The testimony has been excruciating. Much has been laid bare and, while it is still not possible to say if Savita would have survived, it is clear she was dangerously let down and that her chances were drastically diminished by poor practices in the maternity unit.

Q: How ill was Savita when she was admitted to hospital?

A: She was admitted at 17 weeks pregnant. She was suffering from back pain and was told the prognosis for the foetus was poor but not non-existent. She was put on antibiotics as a precaution against infection.

Q: It all seemed to go wrong from there – why?

A: On the Sunday she was admitted, the first blood test was carried out. It had an elevated white-cell count reading, an indicator of possible blood poisoning. But it was not reviewed until 5.24pm on Monday by an unidentified member of staff. The results were not noted until Wednesday morning, when Savita was very ill. The timeline only emerged yesterday.

Q: Savita asked for a termination on Tuesday – should it have been granted?

A: The medical team at that stage were unaware of how sick Savita was. She appeared well. She was advised that a termination was not possible because the foetus still had a heartbeat and so the procedure would not be lawful. Midwife Ann Maria Burke admitted telling her Ireland was "a Catholic country" by way of explaining the law.
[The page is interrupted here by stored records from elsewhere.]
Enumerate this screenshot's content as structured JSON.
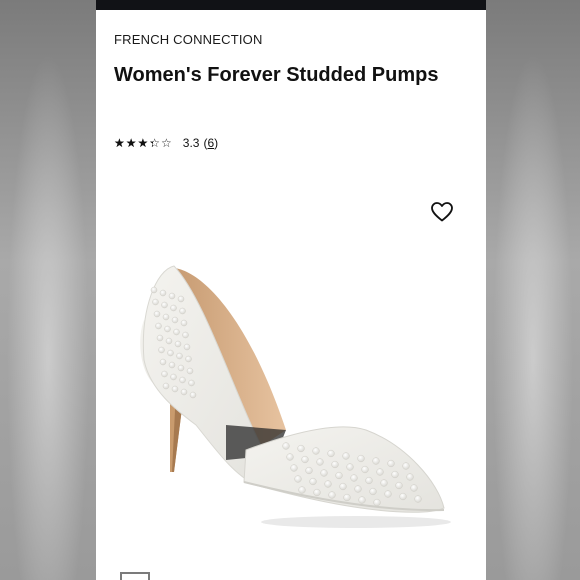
{
  "product": {
    "brand": "FRENCH CONNECTION",
    "title": "Women's Forever Studded Pumps",
    "rating": {
      "score": "3.3",
      "count": "6",
      "stars_value": 3.3,
      "stars_max": 5
    }
  },
  "colors": {
    "top_bar": "#111216",
    "shoe": "#f1f0ec",
    "lining": "#d9b08c",
    "heel": "#c99b6d"
  },
  "icons": {
    "favorite": "heart-outline-icon",
    "stars": "star-rating-icon"
  }
}
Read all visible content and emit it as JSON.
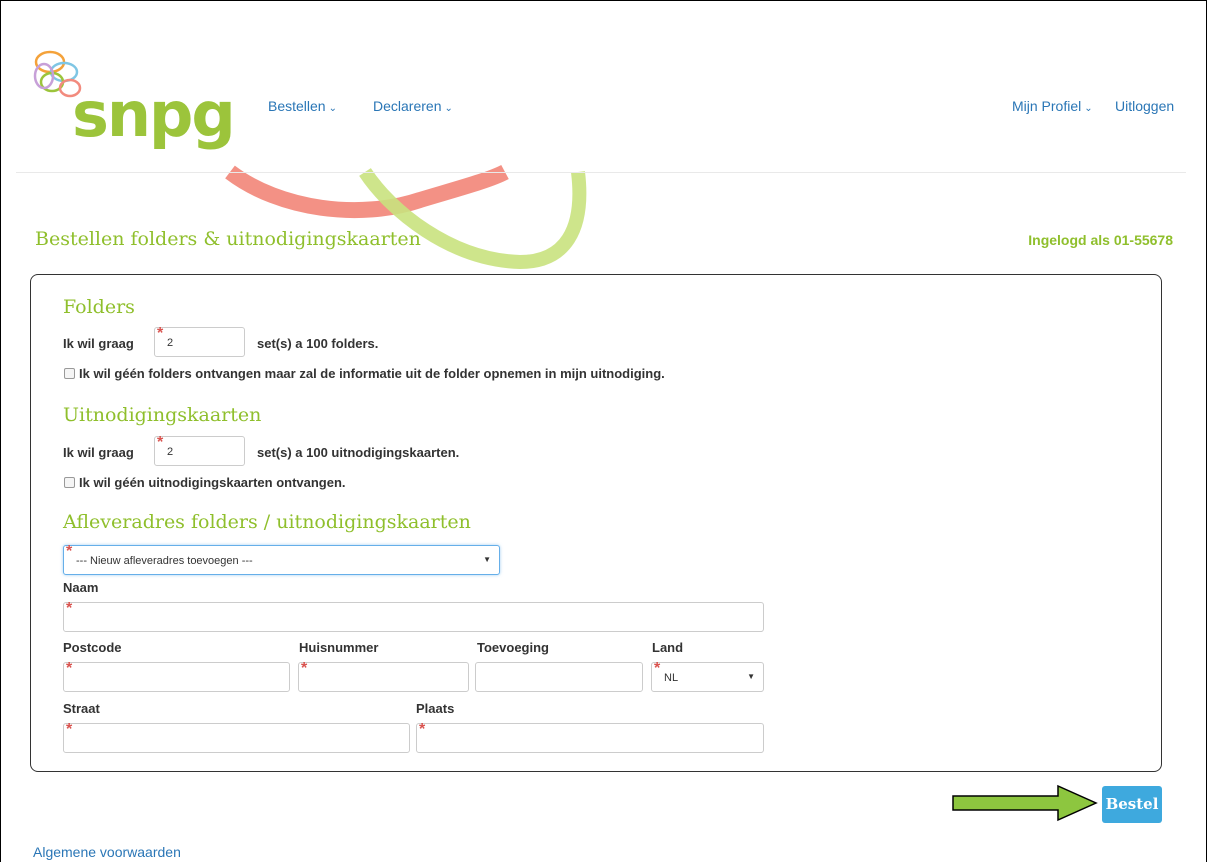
{
  "brand": {
    "logo_text": "snpg"
  },
  "nav": {
    "bestellen": "Bestellen",
    "declareren": "Declareren",
    "profiel": "Mijn Profiel",
    "uitloggen": "Uitloggen"
  },
  "page": {
    "title": "Bestellen folders & uitnodigingskaarten",
    "logged_in": "Ingelogd als 01-55678"
  },
  "folders": {
    "heading": "Folders",
    "label": "Ik wil graag",
    "value": "2",
    "suffix": "set(s) a 100 folders.",
    "checkbox_label": "Ik wil géén folders ontvangen maar zal de informatie uit de folder opnemen in mijn uitnodiging."
  },
  "kaarten": {
    "heading": "Uitnodigingskaarten",
    "label": "Ik wil graag",
    "value": "2",
    "suffix": "set(s) a 100 uitnodigingskaarten.",
    "checkbox_label": "Ik wil géén uitnodigingskaarten ontvangen."
  },
  "adres": {
    "heading": "Afleveradres folders / uitnodigingskaarten",
    "select_value": "--- Nieuw afleveradres toevoegen ---",
    "naam": "Naam",
    "postcode": "Postcode",
    "huisnummer": "Huisnummer",
    "toevoeging": "Toevoeging",
    "land": "Land",
    "land_value": "NL",
    "straat": "Straat",
    "plaats": "Plaats"
  },
  "actions": {
    "bestel": "Bestel"
  },
  "footer": {
    "voorwaarden": "Algemene voorwaarden"
  },
  "colors": {
    "brand_green": "#9cc43b",
    "link_blue": "#2a76b6",
    "button_blue": "#3ea9de",
    "arrow_green": "#8dc63f"
  }
}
Q: What cardinal errors were made by staff?

A: Savita was seen by several doctors and nurses. From Sunday until Wednesday, different warning signs emerged but were not followed up and not shared among the staff. Savita should have been checked overnight every four hours for vital signs but she was not.

Staff were not properly passing on information to each other. The senior consultant, Dr Katherine Astbury, who checked Savita early on Wednesday morning, did not read Savita's medical notes and was not told of a discharge documented by another doctor overnight. He suspected infection and ordered stronger antibiotics.

Q: When Savita deteriorated early on Wednesday, how quickly did staff react?

A: Sepsis was diagnosed and a second blood test was ordered at 8.29am and reviewed by 10.30am. There was another mix-up due to a wrong bottle for a more detailed test which could have confirmed sepsis. Savita was given antibiotics on Wednesday morning, but they were ineffective.

Q: Should an abortion not have happened early on that day?

A: More tests were carried out to rule out a urinary infection. It was not until lunchtime that Dr Astbury decided to carry out a termination. A scan showed the foetal heartbeat had stopped. Savita was taken to theatre at 3.15pm to have an IV line inserted for antibiotics and she spontaneously delivered. She was taken to the high-dependency unit at 4.45pm and in the early hours of the morning she was moved to intensive care.

Q: What were Savita's chances at that point?

A: She was getting powerful antibiotics to counter her rare Ecoli infection. But Savita was in septic shock. She deteriorated further the next day and in the early hours of Sunday morning she died of a cardiac arrest.